Murder by Contract
Before he was America’s favorite doctor in the hit television drama Ben Casey, Vince Edwards starred as a ruthless petty criminal in a pair of film noirs by Irving Lerner, a director with roots in New York’s Workers Film and Photo League. Murder by Contract is the first and best of these two films, a masterpiece of minimalism and restraint that imagines what an Antonioni drive-in feature might look like. Edwards plays a cold-blooded contract killer who is sent on assignment to Los Angeles to snuff out the woman who is set to testify against his underworld employer. As he quietly strategizes the most effective way to infiltrate her heavily guarded hilltop mansion, Edwards takes in the sights of the City of Angels, all the while towing a round a pair of ill-matched handlers.

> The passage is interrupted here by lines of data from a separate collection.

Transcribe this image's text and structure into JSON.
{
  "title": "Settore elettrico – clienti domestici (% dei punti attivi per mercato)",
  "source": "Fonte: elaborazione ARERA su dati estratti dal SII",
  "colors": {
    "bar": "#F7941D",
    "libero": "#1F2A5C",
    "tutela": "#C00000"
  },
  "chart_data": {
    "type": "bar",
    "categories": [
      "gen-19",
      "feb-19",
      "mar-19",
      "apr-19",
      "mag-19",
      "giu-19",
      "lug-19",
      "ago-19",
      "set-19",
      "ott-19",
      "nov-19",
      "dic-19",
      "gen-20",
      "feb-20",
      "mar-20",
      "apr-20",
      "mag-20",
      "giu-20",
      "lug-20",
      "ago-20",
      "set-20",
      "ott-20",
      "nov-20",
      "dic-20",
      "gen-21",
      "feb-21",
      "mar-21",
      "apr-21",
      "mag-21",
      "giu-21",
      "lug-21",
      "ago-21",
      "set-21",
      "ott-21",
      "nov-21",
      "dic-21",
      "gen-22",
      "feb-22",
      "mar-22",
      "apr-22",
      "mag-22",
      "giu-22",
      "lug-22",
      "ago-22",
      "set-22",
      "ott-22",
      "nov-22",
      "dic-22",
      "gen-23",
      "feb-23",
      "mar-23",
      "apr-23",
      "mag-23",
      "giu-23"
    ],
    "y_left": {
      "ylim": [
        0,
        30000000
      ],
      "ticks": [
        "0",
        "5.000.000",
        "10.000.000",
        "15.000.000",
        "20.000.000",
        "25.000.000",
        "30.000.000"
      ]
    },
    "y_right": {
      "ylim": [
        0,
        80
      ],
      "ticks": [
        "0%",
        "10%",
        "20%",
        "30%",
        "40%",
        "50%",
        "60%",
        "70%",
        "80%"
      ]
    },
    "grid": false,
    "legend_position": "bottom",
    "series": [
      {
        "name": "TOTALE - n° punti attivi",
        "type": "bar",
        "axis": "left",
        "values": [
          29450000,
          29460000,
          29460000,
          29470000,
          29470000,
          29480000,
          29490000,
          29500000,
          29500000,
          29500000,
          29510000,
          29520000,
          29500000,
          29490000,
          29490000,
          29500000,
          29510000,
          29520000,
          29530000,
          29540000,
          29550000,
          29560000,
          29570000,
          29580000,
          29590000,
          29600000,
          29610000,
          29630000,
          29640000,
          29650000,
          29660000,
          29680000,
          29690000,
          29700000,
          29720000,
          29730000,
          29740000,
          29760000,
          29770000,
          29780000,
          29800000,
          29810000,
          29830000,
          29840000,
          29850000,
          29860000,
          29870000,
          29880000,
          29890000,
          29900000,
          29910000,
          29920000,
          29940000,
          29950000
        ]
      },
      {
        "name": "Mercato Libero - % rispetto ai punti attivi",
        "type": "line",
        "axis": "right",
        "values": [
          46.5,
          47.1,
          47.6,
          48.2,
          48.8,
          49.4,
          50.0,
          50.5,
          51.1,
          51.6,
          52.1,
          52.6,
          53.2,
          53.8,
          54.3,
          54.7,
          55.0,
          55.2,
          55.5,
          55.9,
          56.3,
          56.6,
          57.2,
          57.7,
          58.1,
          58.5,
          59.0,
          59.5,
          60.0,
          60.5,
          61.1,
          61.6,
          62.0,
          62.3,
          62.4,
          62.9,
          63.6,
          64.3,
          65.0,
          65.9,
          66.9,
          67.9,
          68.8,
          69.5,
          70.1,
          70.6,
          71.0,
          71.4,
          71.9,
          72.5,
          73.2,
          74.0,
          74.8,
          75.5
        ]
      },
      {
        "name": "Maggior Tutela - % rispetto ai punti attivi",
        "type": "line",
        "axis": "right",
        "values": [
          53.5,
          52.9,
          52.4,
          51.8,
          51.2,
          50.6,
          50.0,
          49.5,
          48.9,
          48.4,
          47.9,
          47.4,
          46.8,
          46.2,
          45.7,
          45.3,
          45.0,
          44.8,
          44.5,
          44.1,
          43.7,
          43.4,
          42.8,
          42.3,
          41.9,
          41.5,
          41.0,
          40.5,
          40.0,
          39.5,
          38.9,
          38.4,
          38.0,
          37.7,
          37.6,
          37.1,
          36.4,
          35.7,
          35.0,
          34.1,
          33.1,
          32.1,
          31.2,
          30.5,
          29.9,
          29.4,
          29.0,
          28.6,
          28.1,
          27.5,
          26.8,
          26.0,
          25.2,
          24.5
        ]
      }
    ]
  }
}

Shot on a Poverty Row budget over eight days and with maximum precision by Lucien Ballard (The Killing, The Wild Bunch, Fixed Bayonets), the film remains a major touchstone for Martin Scorsese. Blacklisted shortly after making Murder by Contract, Lerner would occasionally resurface behind the scenes on other films, among them Stanley Kubrick’s Spartacus, but his contributions were largely uncredited. His final job was editing Scorsese’s New York, New York.
“This is the film that has influenced me most… The spirit of Murder by Contract has a lot to do with Taxi Driver. Lerner was an artist who knew how to do things in shorthand, like Bresson and Godard.”—Martin Scorsese.